Düşünün, Şampiyonlar Ligi gibi futbolun en üst seviyedeki
organizasyonunda ilk 3 maç sadece 1 puan toplayabiliyorsunuz, üstelik bu 3
maçın 2’sini kendi sahanızda oynamışsınız. Fakat rövanş maçlarında 3’te 3
yaparak adınızı bir üst tura yazdırıyorsunuz. Sanırım turnuvanın tarihinde
ikinci kez olan bir şey bu. Gerçekten bakıldığı zaman takdir edilmesi gereken
bir başarı var ortada.
Aslında çok şanssız başlamıştık gruba. Old
Tafford’daki Manchester maçında henüz 2.dakikada verilmeyen bariz penaltımız
bir yerde ışık tutar gibiydi 6 maçlık serüvende yaşanacaklara. Sonrasında 3
topumuz direkte patlamıştı zaten. Hemen akabinde İstanbul’da Braga’ya karşı %65
topa sahip olma oranıyla tamamlandığımız 90 dakikayı 2-0 kaybetmek birçoklarımıza
pes ettirmişti bile. Cluj maçı başlı başına bir şanssızlık timsaliydi zaten. 6
aydır yaz mevsimini yaşayan memleketin o gün yağmura teslim olacağı tuttu.
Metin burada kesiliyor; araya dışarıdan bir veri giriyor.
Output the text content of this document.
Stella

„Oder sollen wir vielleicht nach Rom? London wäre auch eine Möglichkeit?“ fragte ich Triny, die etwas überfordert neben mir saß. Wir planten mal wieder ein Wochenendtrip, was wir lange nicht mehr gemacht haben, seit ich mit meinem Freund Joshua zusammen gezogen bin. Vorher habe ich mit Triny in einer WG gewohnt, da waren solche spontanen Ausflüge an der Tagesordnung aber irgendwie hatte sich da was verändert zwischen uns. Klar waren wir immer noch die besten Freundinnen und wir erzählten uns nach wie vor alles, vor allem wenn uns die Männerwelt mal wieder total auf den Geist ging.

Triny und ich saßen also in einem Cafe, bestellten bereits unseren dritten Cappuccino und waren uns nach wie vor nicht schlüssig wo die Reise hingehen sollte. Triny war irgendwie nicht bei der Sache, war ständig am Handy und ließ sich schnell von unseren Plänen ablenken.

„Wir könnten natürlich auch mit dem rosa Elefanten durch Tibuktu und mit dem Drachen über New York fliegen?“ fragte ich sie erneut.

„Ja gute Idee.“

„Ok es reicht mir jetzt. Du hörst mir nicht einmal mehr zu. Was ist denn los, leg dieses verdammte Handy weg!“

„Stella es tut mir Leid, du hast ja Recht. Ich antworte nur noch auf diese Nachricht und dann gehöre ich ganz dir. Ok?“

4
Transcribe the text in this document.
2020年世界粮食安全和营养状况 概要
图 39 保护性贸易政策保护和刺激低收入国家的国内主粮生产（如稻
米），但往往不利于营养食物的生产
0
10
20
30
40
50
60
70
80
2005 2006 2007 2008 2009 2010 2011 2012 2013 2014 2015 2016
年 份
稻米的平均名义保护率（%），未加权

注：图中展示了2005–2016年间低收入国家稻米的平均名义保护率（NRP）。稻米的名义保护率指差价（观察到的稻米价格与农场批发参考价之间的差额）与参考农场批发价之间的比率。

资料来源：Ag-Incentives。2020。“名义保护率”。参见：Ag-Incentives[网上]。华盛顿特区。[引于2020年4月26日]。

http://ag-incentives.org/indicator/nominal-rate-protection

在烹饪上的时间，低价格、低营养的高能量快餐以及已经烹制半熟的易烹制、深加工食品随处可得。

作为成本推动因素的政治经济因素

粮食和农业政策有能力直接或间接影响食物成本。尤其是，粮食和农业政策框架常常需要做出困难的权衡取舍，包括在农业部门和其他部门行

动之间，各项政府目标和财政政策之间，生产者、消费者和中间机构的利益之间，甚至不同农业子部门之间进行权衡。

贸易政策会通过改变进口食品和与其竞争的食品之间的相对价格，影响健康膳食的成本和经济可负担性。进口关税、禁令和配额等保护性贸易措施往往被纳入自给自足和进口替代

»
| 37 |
Sular içinde yuvarlanmaktan 1 puana razı olmak zorunda kaldık. Ondan sonra
herşey bir anda değişiverdi zaten. Arka arkaya alınan 3 galibiyet Galatasaray’ı
10 sene sonra yeniden Devler Ligi’nde bir üst tura taşıdı.
Düne gelecek
olursak, özellikle ilk 45 dakika çok kötü bir oyun sergiledik. Yani adeta bir ‘’final’’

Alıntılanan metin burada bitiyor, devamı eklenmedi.